Probably the most critical part of the ideal solution is self-healing. The biggest challenge of an Edge Computing environment is the dependency on local care: humans to maintain hardware and upgrade or fix software components. Self Healing needs to do the job here, which means zero people can be involved.
Only a self-healing mechanism with zero-people involved, completely decentralized, brings down the cost and provides more security to the environment, and makes it highly scalable.
Some of you may think that new blockchain-based technologies may be the holy grail. But they are not.
In most cases, their implementations are too slow, and that’s why it does not make sense to use them for production purposes. Another downside is the complexity of the application caused by stitching together 3rd party technologies. In many cases, these blockchain-based technologies are at a very early stage with beta implementations or even roadmap only type of technology.
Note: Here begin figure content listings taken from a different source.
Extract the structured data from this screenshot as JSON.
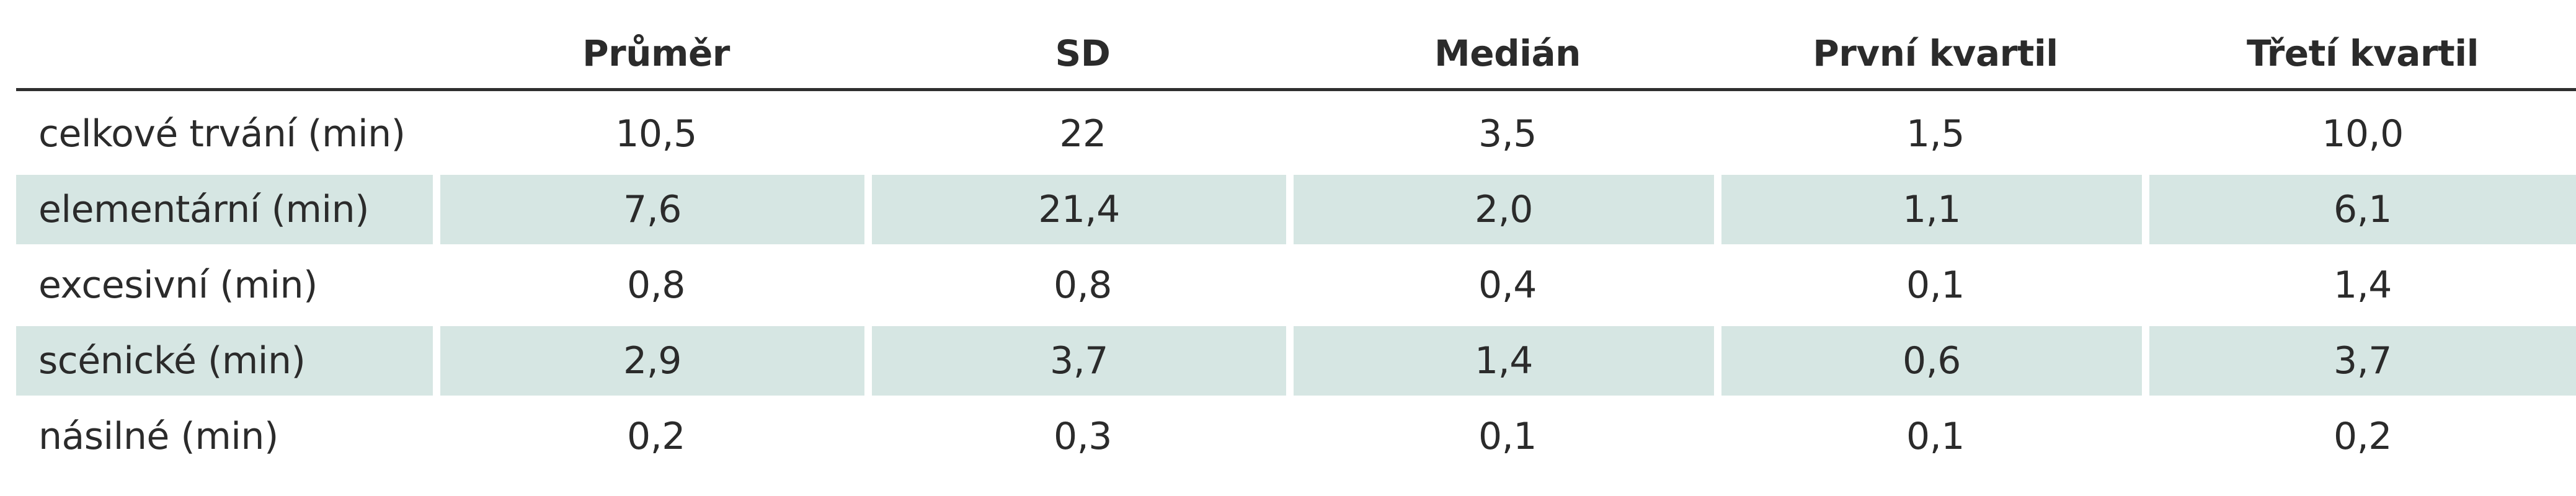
{
  "table": {
    "columns": [
      "",
      "Průměr",
      "SD",
      "Medián",
      "První kvartil",
      "Třetí kvartil"
    ],
    "rows": [
      {
        "label": "celkové trvání (min)",
        "values": [
          "10,5",
          "22",
          "3,5",
          "1,5",
          "10,0"
        ]
      },
      {
        "label": "elementární (min)",
        "values": [
          "7,6",
          "21,4",
          "2,0",
          "1,1",
          "6,1"
        ]
      },
      {
        "label": "excesivní (min)",
        "values": [
          "0,8",
          "0,8",
          "0,4",
          "0,1",
          "1,4"
        ]
      },
      {
        "label": "scénické (min)",
        "values": [
          "2,9",
          "3,7",
          "1,4",
          "0,6",
          "3,7"
        ]
      },
      {
        "label": "násilné (min)",
        "values": [
          "0,2",
          "0,3",
          "0,1",
          "0,1",
          "0,2"
        ]
      }
    ],
    "shade_color": "#d6e6e3"
  }
}
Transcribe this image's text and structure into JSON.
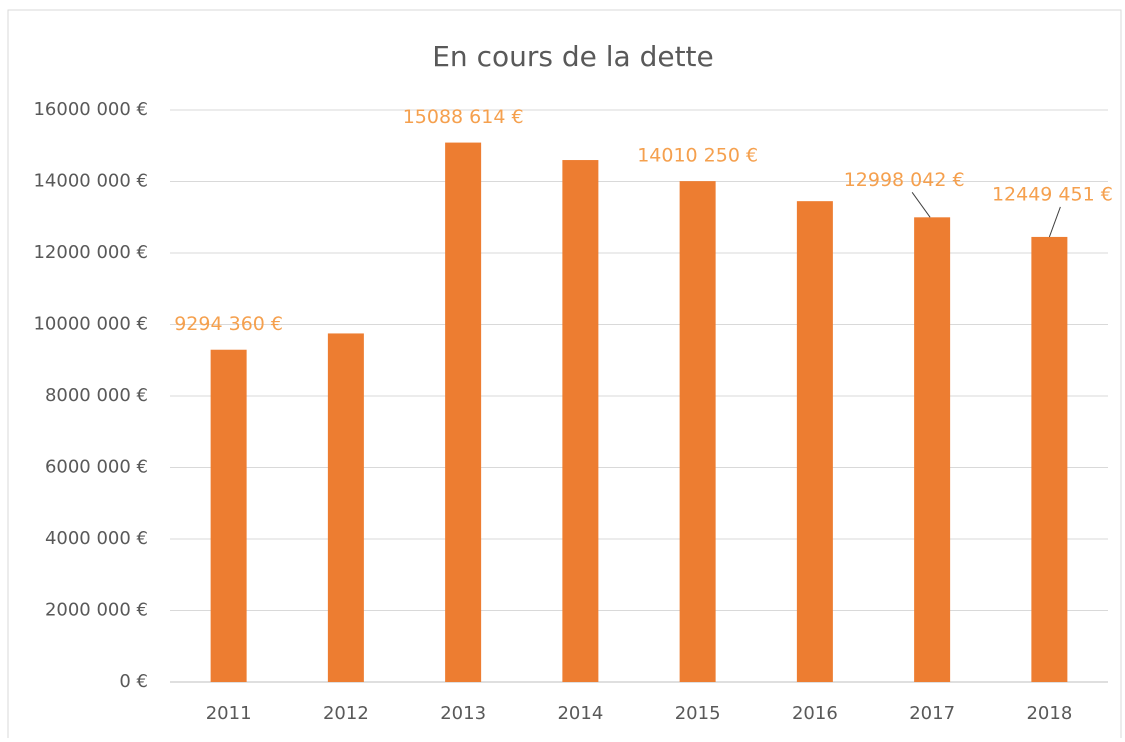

The holy grail is something that hasn’t been created before; it needs to be a versatile system that is self-manageable. A large global conglomerate should not own the capacity - it should be owned by many. Therefore, it should have a commercial model where people individually can decide to partake in building this global edge solution and where there is a defined return on investment for those partakers.
A few groups of people, like us, are creating decentralized solutions for this, owned by the many, and creating services for all.